Elections officials across Iraq are counting ballots cast in the nation's landmark elections Sunday. As workers tally the votes, world leaders praised the elections as a blow to terrorism.
A spokesman says French President Jacques Chirac, a leading opponent of the U.S-led war, told President George Bush Monday the elections were well organized and that he was satisfied by the turnout.
Elections officials in the southern city of Basra, and across Iraq, have begun the task of counting ballots. Sunday's winners will not be known for at least a week.
Iraq's Electoral Commission says up to eight million people--more than 60 percent of all eligible voters in Iraq--cast ballots. The organization in charge of expatriate voting says about 93 percent, or 265,000; registered Iraqis living abroad cast ballots.
In a televised speech, Iraqi Prime Minister Iyad Alawi said Sunday's large turnout means that, in his words, "Terrorists now know they cannot win."

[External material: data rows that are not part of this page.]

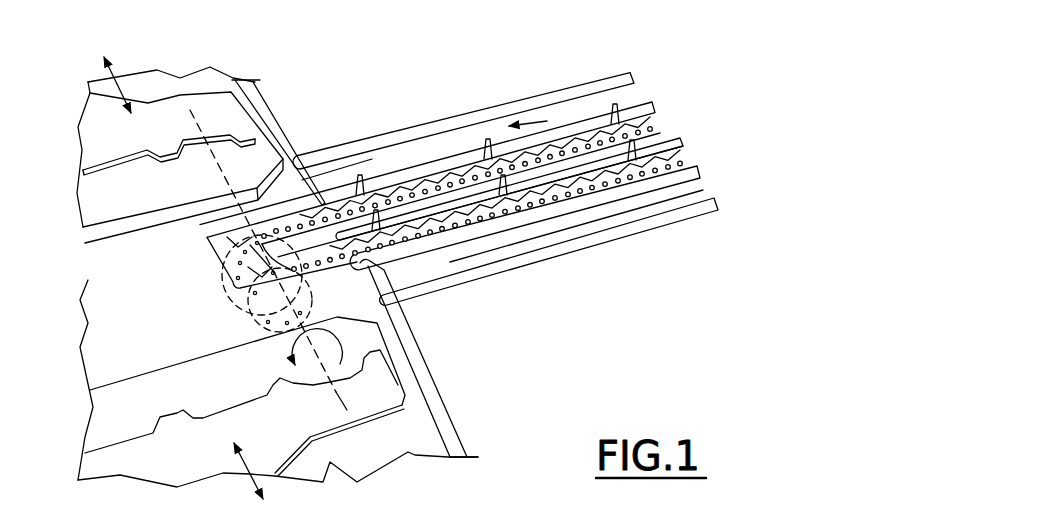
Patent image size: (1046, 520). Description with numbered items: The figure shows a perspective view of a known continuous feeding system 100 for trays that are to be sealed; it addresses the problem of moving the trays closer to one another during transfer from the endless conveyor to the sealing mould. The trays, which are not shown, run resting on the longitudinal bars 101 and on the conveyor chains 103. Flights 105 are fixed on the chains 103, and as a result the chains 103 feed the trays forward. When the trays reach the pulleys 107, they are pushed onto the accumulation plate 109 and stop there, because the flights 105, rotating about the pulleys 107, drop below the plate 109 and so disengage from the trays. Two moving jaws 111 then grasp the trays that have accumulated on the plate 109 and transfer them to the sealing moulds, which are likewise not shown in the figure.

The feeding system 100 is at (657, 266).
The longitudinal bars 101 is at (590, 86).
The conveyor chains 103 is at (455, 160).
The flights 105 is at (356, 192).
The pulleys 107 is at (243, 247).
The accumulation plate 109 is at (278, 120).
The moving jaws 111 is at (193, 95).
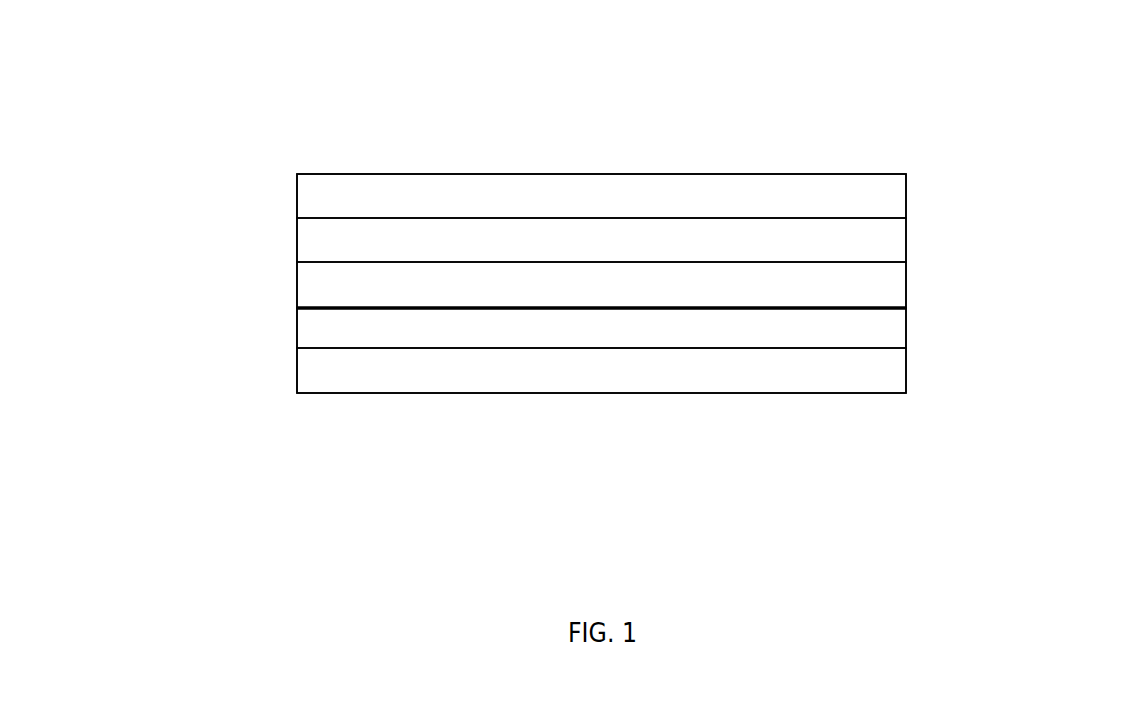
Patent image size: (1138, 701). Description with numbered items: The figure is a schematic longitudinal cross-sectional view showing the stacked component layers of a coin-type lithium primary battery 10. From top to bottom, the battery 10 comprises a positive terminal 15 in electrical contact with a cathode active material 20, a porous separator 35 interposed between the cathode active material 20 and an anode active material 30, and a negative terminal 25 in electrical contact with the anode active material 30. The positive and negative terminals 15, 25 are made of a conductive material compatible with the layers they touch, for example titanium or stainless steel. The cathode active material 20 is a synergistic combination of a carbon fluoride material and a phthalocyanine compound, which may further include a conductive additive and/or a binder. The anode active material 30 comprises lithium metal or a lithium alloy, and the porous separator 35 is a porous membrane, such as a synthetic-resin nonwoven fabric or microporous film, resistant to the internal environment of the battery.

The coin-type lithium primary battery 10 is at (289, 115).
The positive terminal 15 is at (914, 196).
The cathode active material 20 is at (289, 238).
The porous separator 35 is at (914, 286).
The anode active material 30 is at (289, 327).
The negative terminal 25 is at (914, 376).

Mr. Allawi called on all Iraqis to put aside their differences and help rebuild the country's new political system.
European Union Foreign Policy Chief Javier Solana also praised what he called the courage of the Iraqi voters, in the face of the ongoing insurgency. He said Sunday's vote was a positive first step in Iraq's transition to democracy.
"From now on a lot of things have to be done, to write the constitution, to prepare the training of the armed forces and police, ect., and I think they are going to find the support of the European Union, no doubt, about that, in order to see this process move in the right direction," he said.
Meanwhile, Iraqi police in the southern city of Basra danced in the streets to celebrate Iraq's first elections. That celebration was short-lived, however, as Iraqi soldiers soon found themselves in a brief gun battle with insurgents.